Call 911 immediately if you can’t find the person’s glucagon, don’t know how to use it, or if the person remains unconscious after receiving it.

Common Causes of Low Blood Sugar

Understanding why your blood sugar dropped helps you prevent it from happening again. The most common triggers include:

  • Medication timing: Taking insulin or certain diabetes medications without eating enough food afterward, or taking too large a dose.
  • Skipping or delaying meals: Your medication keeps working even if you don’t eat on schedule.
  • Physical activity: Exercise makes your muscles absorb glucose from your blood more efficiently. An unexpectedly long walk, a harder workout than usual, or activity at an unusual time of day can all cause a drop.
  • Alcohol: Your liver normally releases stored glucose to keep your blood sugar steady, but processing alcohol interferes with that job. Drinking on an empty stomach is particularly risky.

If you notice a pattern, like lows that happen every afternoon or after a certain type of exercise, that’s useful information to share with your care team. Adjusting medication doses or timing is often straightforward once the trigger is identified.

Low Blood Sugar While You Sleep

Nocturnal hypoglycemia is especially tricky because you can’t recognize the symptoms while you’re asleep. Signs that suggest it happened overnight include waking up with damp or sweaty sheets, having nightmares, feeling unusually tired or groggy the next morning, or waking with a headache. A partner or roommate might notice restless sleep, trembling, or sudden changes in your breathing pattern.

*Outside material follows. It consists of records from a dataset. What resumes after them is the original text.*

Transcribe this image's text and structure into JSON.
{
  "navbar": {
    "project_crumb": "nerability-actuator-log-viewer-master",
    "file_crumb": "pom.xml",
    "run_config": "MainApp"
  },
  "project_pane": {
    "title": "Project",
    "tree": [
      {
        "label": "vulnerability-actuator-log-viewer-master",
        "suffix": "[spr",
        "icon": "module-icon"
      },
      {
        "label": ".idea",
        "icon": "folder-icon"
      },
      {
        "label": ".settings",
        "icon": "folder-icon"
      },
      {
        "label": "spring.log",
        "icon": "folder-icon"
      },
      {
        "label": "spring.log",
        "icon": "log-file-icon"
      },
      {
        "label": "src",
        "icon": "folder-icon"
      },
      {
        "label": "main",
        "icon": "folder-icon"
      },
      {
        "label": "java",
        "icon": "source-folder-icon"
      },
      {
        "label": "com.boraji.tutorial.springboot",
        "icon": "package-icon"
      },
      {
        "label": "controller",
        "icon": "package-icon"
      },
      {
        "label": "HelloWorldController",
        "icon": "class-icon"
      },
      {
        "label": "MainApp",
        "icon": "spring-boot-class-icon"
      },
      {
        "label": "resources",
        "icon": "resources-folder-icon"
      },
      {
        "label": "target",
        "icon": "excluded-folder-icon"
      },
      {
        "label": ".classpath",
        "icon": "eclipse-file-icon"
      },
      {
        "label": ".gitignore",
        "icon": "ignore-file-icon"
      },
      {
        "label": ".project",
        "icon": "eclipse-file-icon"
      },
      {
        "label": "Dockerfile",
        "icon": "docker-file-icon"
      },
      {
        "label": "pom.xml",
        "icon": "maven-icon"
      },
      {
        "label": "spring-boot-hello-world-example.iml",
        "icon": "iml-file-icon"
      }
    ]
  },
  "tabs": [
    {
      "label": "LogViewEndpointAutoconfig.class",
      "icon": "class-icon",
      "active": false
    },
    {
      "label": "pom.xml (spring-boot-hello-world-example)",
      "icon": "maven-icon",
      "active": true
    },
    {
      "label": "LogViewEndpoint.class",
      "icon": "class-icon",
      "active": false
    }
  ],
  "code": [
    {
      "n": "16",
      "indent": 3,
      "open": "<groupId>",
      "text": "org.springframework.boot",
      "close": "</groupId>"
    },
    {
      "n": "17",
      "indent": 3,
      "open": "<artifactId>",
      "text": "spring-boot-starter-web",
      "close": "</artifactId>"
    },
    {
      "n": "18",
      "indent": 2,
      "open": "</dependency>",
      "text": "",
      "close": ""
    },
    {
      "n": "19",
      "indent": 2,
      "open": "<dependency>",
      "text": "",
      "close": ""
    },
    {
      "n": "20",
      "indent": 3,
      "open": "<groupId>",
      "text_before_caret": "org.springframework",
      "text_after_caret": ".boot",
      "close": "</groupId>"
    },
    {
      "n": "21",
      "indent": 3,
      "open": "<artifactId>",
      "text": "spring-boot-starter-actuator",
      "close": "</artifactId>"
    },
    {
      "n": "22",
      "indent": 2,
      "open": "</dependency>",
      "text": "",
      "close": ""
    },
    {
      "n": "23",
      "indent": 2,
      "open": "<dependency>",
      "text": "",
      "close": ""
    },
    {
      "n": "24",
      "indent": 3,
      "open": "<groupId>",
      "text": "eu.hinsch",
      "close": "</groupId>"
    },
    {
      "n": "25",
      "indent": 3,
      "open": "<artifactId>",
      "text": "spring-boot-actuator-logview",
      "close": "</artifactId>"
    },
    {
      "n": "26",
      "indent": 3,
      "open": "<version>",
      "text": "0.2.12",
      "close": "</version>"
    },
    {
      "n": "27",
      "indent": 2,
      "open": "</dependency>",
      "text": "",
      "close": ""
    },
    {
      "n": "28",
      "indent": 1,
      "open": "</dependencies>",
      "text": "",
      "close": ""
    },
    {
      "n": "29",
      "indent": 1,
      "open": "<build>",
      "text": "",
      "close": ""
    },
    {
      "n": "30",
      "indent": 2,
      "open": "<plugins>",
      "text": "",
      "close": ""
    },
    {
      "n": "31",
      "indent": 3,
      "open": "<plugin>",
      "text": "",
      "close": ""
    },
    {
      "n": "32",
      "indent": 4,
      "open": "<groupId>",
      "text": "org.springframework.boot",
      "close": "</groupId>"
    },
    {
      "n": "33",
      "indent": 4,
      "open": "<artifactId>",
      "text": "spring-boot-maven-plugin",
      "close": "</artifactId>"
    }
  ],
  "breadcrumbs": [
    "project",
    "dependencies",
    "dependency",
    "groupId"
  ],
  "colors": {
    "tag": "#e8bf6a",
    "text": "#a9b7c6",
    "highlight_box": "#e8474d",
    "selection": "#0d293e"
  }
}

Preventing nighttime lows often involves adjusting the dose or timing of evening medication, checking blood sugar before bed, and having a small snack if levels are trending low. A continuous glucose monitor can be particularly valuable here, since many models will sound an alarm if your blood sugar drops below a set threshold while you’re sleeping. If nighttime lows are happening regularly, it’s worth discussing with your care team, because the fix is usually a simple medication adjustment.

Staying Prepared

The best time to prepare for low blood sugar is before it happens. Keep fast-acting glucose sources in your bag, your car, your desk, and your nightstand. Glucose tablets are convenient because they don’t melt, spoil, or require refrigeration, and each tablet has a precise carbohydrate count printed on the package.

If you take insulin or a medication that can cause lows, ask about getting a prescription for emergency glucagon. Make sure at least one person you spend time with regularly, whether that’s a partner, coworker, or roommate, knows where you keep it and how to use it. A 30-second walkthrough now can make all the difference in an emergency later. Wearing a medical ID bracelet or keeping medical information on your phone’s lock screen also helps first responders act quickly if you’re unable to communicate.